Knowing all this to be ridiculous, and yet feeling like it was true with every fiber of my being, I was still really nervous about my first Single Adults’ activity. It was just a simple little picnic dinner in the park on Memorial Day where we could mix and mingle, but I still spent an hour picking out my outfit. What if my one day future husband was there? I didn’t want him to see me for the first time looking like the princess of drab!
Finally I picked out a skirt and black top, a mix of casual and classy, and set out with some gal pals to the picnic. The other funny thing about Single Adult groups is that the ages range from “I just graduated high school” to “I’m about to get my PHD and start my life career”. So when I first arrived all I could see was how much more facial hair and muscle all the guys had compared to the boys I was used to seeing.
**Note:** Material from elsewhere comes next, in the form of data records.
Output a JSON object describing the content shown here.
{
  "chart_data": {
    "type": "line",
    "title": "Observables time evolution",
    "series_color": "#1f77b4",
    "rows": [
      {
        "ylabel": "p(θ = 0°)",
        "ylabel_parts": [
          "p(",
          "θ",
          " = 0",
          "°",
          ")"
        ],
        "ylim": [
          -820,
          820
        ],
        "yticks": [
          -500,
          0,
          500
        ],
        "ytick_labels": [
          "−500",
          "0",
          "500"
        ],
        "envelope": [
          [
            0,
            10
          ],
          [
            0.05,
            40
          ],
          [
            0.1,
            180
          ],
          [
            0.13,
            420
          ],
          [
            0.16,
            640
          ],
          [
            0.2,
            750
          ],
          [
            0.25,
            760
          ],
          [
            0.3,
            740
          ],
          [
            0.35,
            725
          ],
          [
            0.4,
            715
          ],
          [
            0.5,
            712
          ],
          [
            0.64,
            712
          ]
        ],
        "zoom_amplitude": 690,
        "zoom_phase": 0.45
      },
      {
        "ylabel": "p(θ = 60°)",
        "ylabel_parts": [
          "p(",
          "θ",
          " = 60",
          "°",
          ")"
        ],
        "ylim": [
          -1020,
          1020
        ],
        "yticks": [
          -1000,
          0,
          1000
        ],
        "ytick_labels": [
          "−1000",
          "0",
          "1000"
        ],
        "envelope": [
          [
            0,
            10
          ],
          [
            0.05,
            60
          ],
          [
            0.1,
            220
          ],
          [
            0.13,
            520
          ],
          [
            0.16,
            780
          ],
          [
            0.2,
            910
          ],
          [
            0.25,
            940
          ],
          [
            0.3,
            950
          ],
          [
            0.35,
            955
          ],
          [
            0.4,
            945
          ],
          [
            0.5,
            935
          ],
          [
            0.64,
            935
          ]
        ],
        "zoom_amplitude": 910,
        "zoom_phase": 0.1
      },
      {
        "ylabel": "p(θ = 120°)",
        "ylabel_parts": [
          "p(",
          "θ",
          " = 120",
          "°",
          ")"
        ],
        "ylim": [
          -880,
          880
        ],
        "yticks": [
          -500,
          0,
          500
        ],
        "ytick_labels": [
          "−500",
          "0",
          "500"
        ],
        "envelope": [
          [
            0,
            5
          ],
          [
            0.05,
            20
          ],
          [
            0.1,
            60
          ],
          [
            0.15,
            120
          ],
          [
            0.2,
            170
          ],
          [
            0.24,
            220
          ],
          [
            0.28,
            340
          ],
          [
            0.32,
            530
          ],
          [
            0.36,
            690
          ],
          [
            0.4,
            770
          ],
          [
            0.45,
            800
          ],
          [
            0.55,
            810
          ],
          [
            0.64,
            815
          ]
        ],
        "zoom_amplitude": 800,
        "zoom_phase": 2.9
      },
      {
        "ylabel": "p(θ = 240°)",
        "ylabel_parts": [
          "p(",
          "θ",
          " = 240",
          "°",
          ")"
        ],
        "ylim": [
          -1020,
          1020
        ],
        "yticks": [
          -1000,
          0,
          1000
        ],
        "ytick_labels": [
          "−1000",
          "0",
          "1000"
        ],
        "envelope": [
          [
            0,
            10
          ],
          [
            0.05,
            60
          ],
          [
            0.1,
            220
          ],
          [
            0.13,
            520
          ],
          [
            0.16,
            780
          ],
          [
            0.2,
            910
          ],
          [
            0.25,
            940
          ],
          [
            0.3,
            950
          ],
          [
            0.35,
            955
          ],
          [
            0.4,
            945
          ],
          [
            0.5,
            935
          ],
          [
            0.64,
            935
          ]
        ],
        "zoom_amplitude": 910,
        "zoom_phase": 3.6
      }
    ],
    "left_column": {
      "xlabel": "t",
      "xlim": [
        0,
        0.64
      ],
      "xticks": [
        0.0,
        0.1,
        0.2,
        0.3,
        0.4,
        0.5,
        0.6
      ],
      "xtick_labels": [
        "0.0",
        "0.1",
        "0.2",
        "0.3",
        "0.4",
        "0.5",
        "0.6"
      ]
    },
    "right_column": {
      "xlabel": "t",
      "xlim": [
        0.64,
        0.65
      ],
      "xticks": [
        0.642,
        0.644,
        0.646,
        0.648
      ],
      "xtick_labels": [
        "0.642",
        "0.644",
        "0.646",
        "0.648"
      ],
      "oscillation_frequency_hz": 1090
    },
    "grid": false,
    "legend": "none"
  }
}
I felt like 5 year old trying to play grown up.
Luckily my bestie Jessica came and pulled me out of my awkward shell.
“Miranda, let’s make it a goal to meet as many people as we can tonight,” she said as we passed by three guys talking together. She immediately turned to me and half whispered, “what about them?”
“I don’t know. They’re too attractive,” I said hesitantly. As mean as it makes me for saying it, it’s definitely easier to talk to boys who weren’t . . .as physically blessed. Pretty boys in general make me feel inferior.
“They didn’t seem THAT cute,” she insisted. As I looked at her and how confident she was, I knew that that was what I wanted and decided to go for it.
“If you walk up to them I’ll follow,” I told her. So she did, and was right there along with her, talking to these three guys I’d never met before.
It turned out that we happened to be extremely lucky on the first shot! All three of them were nice guys and were easy to talk to. Though they were all awesome, there was one in particular that I liked talking to, and even better than that, he actually seemed to like talking to me. Rather having me ask all the questions he actually asked about my life and seemed genuinely interested in what I said. What girl doesn’t love it when that actually happens? It also didn’t hurt that he had the most adorable freckled face.
I found out he had recently gotten back from his mission - a religious calling that lasts two years - in England, which gave us something to talk about. I asked him what he liked about Europe and shared that I’d lived in France for a year. It was nice how easy it was to chat with him, and i don’t mean to sound creepy or anything, but he had a great smile.
Later, after having been pulled away from them, Jessie pointed out what a cute couple we’d be! So naturally I spent the rest of the night thinking about him and wishing I’d gotten his number. I was still thinking about it as I drove back with my friend Caroline.
“Maybe I’ll meet him at another thing and I’ll get his number then,” I remarked.
“Maybe,” she said.
“Do you think I’m too young for him?” I asked, which was weird for me since I’m usually worried about looking too much older than I am.
“No, this is the time to get married Miranda, you won’t be like this forever. Soon we’ll be too old and who will want marry us then?” she joked, laughing, “And, actually, this could be the perfect time. ‘Cause return missionaries feel pressure to get married when they first come back.”